For studies on melanoma cell/endothelial tubule interactions, human endothelial cells (HMEC-1) were added to Matrigel coated wells of a 96-well plate. The endothelial cells form connected tubules representing capillary-like structures within 24 hours. Human melanoma cells were then plated in the presence of these newly formed vascular tubules. Time-lapse video microscopy recorded the cell movements during the next 24 hours. The same experiment repeated with melanoma cells that were preincubated with the fluorescent vital stain confirmed the pericytic-like angiotropism of the fluorescent melanoma cells along the tubules formed by the endothelial cells. After 6 hours, 30 to 50% of tumor cells were elongated along the endothelial tubules. After 24 hours, all melanoma cells from the different melanoma cell lines were localized along the external surface of the vascular tubules, occupying a pericytic-like location in a pattern analogous to the angio-tumoral complex. These observations of pericyte-like angiotropism of melanoma cells in vitro support the in vivo observation of melanoma cells along the abluminal, mesenchymal surface of vessels, i.e., extravascular migratory metastasis in vivo.

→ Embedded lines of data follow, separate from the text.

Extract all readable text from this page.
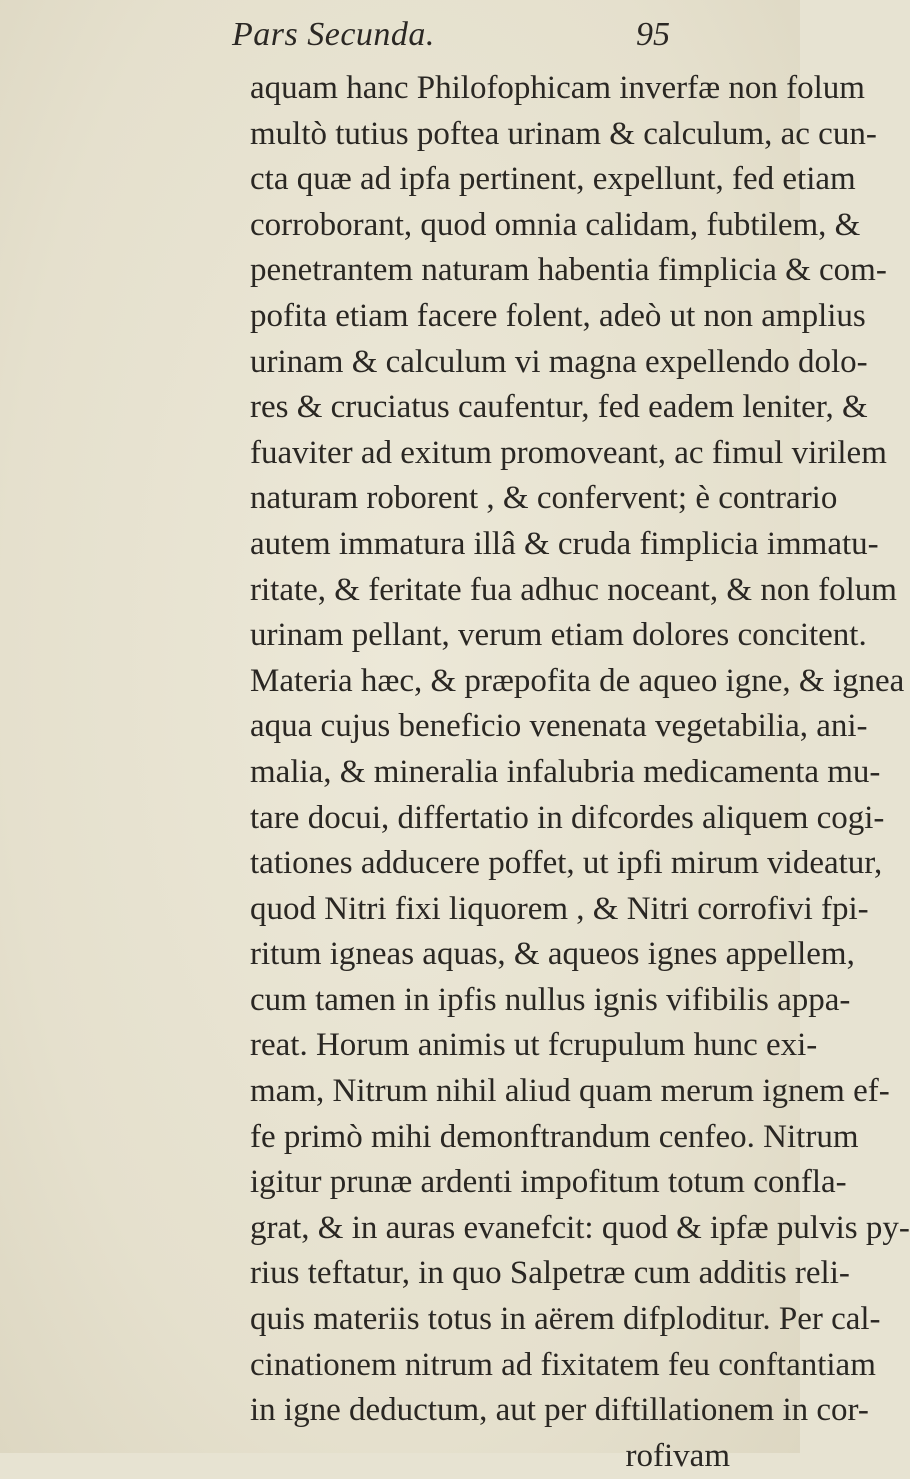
Pars Secunda.	95
aquam hanc Philofophicam inverfæ non folum
multò tutius poftea urinam & calculum, ac cun-
cta quæ ad ipfa pertinent, expellunt, fed etiam
corroborant, quod omnia calidam, fubtilem, &
penetrantem naturam habentia fimplicia & com-
pofita etiam facere folent, adeò ut non amplius
urinam & calculum vi magna expellendo dolo-
res & cruciatus caufentur, fed eadem leniter, &
fuaviter ad exitum promoveant, ac fimul virilem
naturam roborent , & confervent; è contrario
autem immatura illâ & cruda fimplicia immatu-
ritate, & feritate fua adhuc noceant, & non folum
urinam pellant, verum etiam dolores concitent.
Materia hæc, & præpofita de aqueo igne, & ignea
aqua cujus beneficio venenata vegetabilia, ani-
malia, & mineralia infalubria medicamenta mu-
tare docui, differtatio in difcordes aliquem cogi-
tationes adducere poffet, ut ipfi mirum videatur,
quod Nitri fixi liquorem , & Nitri corrofivi fpi-
ritum igneas aquas, & aqueos ignes appellem,
cum tamen in ipfis nullus ignis vifibilis appa-
reat. Horum animis ut fcrupulum hunc exi-
mam, Nitrum nihil aliud quam merum ignem ef-
fe primò mihi demonftrandum cenfeo. Nitrum
igitur prunæ ardenti impofitum totum confla-
grat, & in auras evanefcit: quod & ipfæ pulvis py-
rius teftatur, in quo Salpetræ cum additis reli-
quis materiis totus in aërem difploditur. Per cal-
cinationem nitrum ad fixitatem feu conftantiam
in igne deductum, aut per diftillationem in cor-
rofivam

In order to model in vivo invasion in its complexity, we have recently developed ex vivo and in vivo model systems to study melanoma cell interactions with vessels. Using melanoma cell lines stably expressing Green Fluorescent Protein (GFP), we have demonstrated the migration of fluorescent melanoma cells along the ablumimal surface of vessels.

Ex vivo, we have developed a dynamic model of melanoma cells cocultured with vessels that have sprouted from rat and chick aortic rings.In vivo, using the chorioallantoic membrane assay, we have established an in vivo assay to study tumor cell /vessel interactions.